What’s more, the team says it is not likely that the flare came from the usual disruptions associated with a supermassive black hole which regularly feeds off its surrounding disk. Using the Catalina Real-Time Transient Survey, led by Caltech, they were able to assess the behavior of the black hole over the past 15 years, and found that its activity was relatively normal until May of 2019, when it suddenly intensified.

It is believed that the newly formed black hole should cause another flare in the next few years. The same process that sent the merged, newly-formed black hole careening through the central black hole’s accretion disk – after the two smaller black holes merged and coalesced into one – should cause the new black hole to enter the supermassive black hole’s disk again

and thus produce another flash of light that ZTF should be able to observe.

Mansi Kasliwal of CalTech and co-author of the June 25, 2020 study went on to explain:

Supermassive black holes like this one have flares all the time. They are not quiet objects, but the timing, size, and location of this flare was spectacular

The reason looking for flares like this is so important is that it helps enormously with astrophysics and cosmology questions. If we can do this again and detect light from the mergers of other black holes, then we can nail down the homes of these black holes and learn more about their origins.

In recent years, black hole mergers [in our universe] have been detected via ripples in spacetime (gravitational waves). Now, for the first time, astronomers believe they’ve observed the visible light emission from a black hole merger in a peculiar 3-black-hole system.

In summary, the preponderance of the evidence is consistent with the following scenario:

  1. Two lesser black holes are in orbit about each other within the larger accretion disk of the much more massive central black hole;
  2. Over time, the two lesser black holes, in a gravitational death-spiral, merge and the larger, merged black hole is sent careening through the accretion disk, super-heating the gas as it plows through it, causing a bright, observable flare.

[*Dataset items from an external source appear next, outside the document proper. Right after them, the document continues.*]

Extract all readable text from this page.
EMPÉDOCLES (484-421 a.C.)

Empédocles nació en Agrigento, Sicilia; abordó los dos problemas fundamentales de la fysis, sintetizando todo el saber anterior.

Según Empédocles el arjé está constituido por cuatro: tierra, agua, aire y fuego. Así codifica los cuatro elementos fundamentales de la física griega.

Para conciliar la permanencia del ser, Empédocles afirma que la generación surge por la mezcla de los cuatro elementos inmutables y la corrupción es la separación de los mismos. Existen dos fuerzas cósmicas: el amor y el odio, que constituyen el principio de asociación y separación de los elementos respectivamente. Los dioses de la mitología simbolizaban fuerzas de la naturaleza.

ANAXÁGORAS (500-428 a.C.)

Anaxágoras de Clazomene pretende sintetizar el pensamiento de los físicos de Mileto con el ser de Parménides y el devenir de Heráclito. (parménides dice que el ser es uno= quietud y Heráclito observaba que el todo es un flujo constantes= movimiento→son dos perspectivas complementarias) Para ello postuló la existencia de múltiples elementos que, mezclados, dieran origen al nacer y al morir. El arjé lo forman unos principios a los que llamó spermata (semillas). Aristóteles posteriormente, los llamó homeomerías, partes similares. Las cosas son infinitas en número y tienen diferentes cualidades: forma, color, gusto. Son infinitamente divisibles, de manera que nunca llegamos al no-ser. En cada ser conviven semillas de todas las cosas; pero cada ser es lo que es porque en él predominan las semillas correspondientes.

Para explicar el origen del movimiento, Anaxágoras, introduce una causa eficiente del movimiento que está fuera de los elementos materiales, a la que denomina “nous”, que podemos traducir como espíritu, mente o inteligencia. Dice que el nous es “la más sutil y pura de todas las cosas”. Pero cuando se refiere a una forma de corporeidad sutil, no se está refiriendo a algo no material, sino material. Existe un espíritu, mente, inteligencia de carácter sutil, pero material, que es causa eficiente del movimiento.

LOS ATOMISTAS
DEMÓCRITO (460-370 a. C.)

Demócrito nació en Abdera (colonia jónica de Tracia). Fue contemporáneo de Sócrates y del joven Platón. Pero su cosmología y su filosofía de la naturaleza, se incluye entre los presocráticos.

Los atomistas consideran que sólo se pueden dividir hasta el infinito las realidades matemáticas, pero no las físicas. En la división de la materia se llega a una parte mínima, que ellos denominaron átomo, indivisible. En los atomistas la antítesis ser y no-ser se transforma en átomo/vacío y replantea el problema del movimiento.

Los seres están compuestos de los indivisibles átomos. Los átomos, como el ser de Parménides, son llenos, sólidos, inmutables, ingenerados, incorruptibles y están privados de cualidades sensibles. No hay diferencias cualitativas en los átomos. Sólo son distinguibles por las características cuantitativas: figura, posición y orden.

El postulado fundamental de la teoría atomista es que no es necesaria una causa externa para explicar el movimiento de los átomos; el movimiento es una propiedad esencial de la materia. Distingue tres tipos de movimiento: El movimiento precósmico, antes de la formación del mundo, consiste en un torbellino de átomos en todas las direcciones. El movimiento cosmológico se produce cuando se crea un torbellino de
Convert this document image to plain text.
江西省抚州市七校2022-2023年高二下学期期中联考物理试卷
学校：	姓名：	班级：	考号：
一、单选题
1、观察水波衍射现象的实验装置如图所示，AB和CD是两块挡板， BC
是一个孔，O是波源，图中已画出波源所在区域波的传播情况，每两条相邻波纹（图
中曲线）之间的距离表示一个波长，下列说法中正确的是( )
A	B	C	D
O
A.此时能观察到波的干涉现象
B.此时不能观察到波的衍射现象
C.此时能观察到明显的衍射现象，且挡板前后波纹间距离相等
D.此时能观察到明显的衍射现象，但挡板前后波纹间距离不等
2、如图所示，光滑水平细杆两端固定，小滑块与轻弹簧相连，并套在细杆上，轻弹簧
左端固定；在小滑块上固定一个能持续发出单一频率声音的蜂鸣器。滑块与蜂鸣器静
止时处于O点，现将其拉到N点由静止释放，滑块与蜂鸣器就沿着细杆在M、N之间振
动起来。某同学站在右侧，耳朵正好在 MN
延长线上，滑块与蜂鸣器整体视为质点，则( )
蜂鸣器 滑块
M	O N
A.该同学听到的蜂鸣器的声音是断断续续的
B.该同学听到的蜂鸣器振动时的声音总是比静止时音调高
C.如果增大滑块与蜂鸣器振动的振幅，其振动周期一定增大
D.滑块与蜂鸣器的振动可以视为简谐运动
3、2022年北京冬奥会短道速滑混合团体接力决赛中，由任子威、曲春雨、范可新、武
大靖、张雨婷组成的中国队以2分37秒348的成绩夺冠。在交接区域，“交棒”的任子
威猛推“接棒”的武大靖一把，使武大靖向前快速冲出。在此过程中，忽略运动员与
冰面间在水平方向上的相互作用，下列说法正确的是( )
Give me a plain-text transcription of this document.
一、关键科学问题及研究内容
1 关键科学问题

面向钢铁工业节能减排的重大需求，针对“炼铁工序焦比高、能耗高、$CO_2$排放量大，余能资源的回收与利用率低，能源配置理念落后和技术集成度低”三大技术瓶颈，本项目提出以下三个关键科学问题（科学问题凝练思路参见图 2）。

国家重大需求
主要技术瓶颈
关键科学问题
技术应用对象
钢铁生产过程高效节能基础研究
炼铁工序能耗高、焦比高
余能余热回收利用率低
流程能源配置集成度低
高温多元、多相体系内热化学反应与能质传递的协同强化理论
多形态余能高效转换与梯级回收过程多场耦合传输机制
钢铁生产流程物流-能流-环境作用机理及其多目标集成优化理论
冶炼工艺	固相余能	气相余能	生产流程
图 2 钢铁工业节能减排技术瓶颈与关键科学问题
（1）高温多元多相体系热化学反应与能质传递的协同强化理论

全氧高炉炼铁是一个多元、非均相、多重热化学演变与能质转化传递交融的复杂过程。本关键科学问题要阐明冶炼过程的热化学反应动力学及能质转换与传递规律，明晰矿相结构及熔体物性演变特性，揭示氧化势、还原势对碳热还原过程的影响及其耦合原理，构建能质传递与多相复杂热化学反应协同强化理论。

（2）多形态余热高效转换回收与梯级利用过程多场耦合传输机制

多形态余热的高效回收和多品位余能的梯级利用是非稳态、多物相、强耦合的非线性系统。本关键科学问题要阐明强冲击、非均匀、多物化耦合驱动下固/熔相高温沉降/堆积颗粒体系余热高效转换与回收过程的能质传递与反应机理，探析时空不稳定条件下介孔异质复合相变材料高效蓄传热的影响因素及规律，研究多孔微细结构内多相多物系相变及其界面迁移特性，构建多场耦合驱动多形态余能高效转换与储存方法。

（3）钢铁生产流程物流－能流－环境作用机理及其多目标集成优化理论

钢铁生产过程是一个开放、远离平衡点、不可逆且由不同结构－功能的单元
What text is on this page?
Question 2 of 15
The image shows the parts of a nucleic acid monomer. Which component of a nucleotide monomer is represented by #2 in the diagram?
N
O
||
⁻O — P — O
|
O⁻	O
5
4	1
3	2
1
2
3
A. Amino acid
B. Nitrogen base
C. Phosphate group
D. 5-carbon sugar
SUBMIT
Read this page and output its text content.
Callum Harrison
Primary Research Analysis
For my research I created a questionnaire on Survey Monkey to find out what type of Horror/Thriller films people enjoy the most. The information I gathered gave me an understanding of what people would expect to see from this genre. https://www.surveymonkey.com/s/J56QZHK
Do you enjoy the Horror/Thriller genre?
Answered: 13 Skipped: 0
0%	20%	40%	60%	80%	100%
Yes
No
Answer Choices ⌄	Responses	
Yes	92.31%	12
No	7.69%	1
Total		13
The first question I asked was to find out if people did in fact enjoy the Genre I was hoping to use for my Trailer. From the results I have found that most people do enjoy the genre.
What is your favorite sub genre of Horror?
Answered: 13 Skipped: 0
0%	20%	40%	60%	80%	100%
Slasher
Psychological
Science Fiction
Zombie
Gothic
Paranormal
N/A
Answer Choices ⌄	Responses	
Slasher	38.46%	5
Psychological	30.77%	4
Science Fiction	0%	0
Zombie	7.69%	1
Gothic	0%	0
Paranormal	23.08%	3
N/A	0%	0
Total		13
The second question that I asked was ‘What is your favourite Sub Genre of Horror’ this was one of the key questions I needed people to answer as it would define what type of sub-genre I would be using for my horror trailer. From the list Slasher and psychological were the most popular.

As the universe continues to age, the number and frequency of such events as these will increase as mid-to-high mass stars continue to age and evolve. It should be pointed out that the galaxy in which this merger occurred is 12.8 billion light years distant and thus, the event occurred less than one (1) billion years after the Big Bang at a time when the universe was much younger and quite different; stars were generally more massive and thus shorter lived than today, an aspect of the early universe that allowed for the rapid synthesis of heavier elements necessary for the formation of life-supporting planets and life itself.

Over eons of time hence, the universe will slowly and inexorably evolve away from the warm, bright star-forming  environment it is today. As more and more of the remaining hydrogen forms stars and as these newly-formed and existing stars age through their respective life-cycles, some of the higher-mass stars evolving towards black holes, the number and frequency of such bizarre events will increase until the universe is unrecognizable as compared to current form.